Les recommandations du CESE pour une Union économique et monétaire forte, inclusive et résiliente sont notamment:

  • la création d’une capacité budgétaire au niveau de la zone euro pour amortir les chocs; celle-ci devrait être financée au moyen d’un instrument commun de dette;
  • l’équilibre entre mesures axées sur l’offre et celles axées sur la demande, ce qui consiste actuellement à stimuler la demande en garantissant le pouvoir d’achat et en favorisant les investissements;
  • achever la mise en place de l’union bancaire et de l’union des marchés des capitaux, et poser les bases nécessaires à la résolution définitive des crises financières, en tenant également compte des incidences sociales et environnementales de la réglementation;
  • l’établissement de normes sociales minimales dans les États membres, dans le but spécifique de mettre en œuvre le socle européen des droits sociaux;
  • accroître la participation du Parlement européen, des partenaires sociaux et des organisations de la société civile aux décisions économiques et sociales clés.

Afin de garantir l’efficacité des mesures visant à mettre en place un modèle économique plus résilient et plus durable et de garantir des transitions équitables, aussi bien vertes que numériques, un dialogue social renforcé et des négociations collectives sont nécessaires, au même titre que la participation de la société civile.

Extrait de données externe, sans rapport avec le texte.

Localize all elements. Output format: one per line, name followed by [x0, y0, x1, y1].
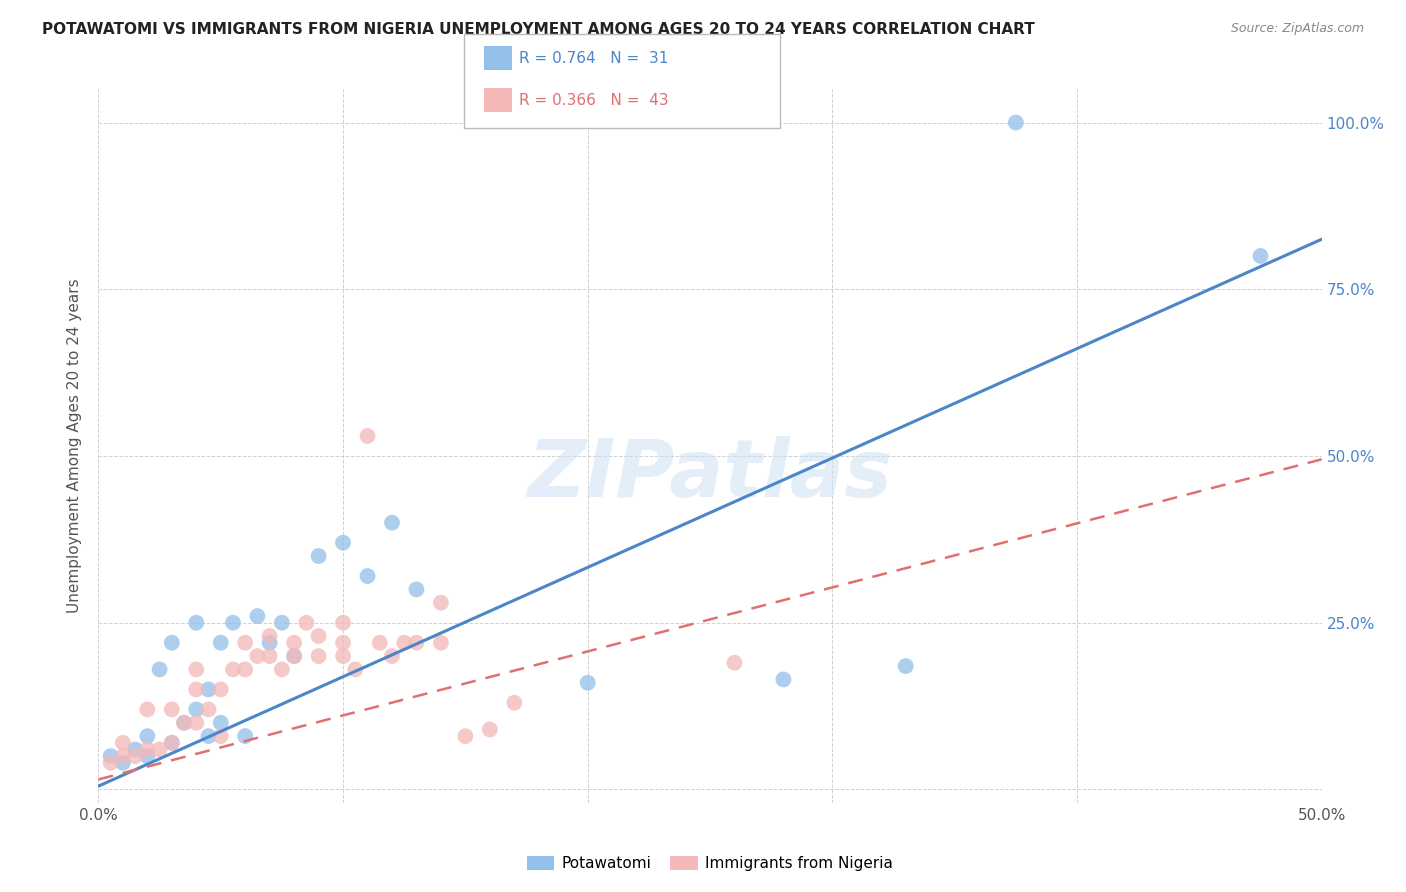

En ce qui concerne les mesures favorables à une convergence vers le haut, le Comité estime qu’il y a lieu de promouvoir l’éducation et la formation, la recherche et développement, ainsi que l’innovation. Ces mesures sont de nature à consolider la compétitivité de l’économie européenne: elles amélioreront la capacité de l’économie à élever la productivité et le niveau de vie de manière durable tout en contribuant à ce qu’elle devienne respectueuse de l’environnement et neutre pour le climat.

En outre, les investissements, tant publics que privés, doivent être intensifiés pour faire en sorte que l’économie, le marché du travail et l’environnement deviennent plus résilients et plus durables, et pour favoriser une convergence par le haut ainsi qu’une transition équitable vers un modèle de production et de consommation entièrement revu. Le Comité réitère donc sa demande que les moyens financiers disponibles au titre du cadre financier pluriannuel 2021-2027 soient portés à 1,3 % du RNB de l’UE-27.

S’agissant de la mise en œuvre des recommandations du CESE, M. Doz a déclaré: Les institutions européennes et les États membres devraient utiliser les instruments législatifs et de gouvernance, tels que le Semestre européen et le cadre financier pluriannuel, pour établir un programme d’action cohérent permettant de favoriser les principaux facteurs de la résilience économique et de la convergence et d’assurer un financement adéquat.

Enfin, les avis du CESE évoqués ici rappellent également les précédents appels lancés par le Comité en faveur de la réforme des règles budgétaires européennes concernant les investissements publics, la mise en place d’un actif sûr et la lutte contre la concurrence fiscale déloyale et l’évasion fiscale. Ces mesures constituent également des éléments importants qui devraient figurer dans le programme économique du nouveau Parlement européen et de la nouvelle Commission européenne.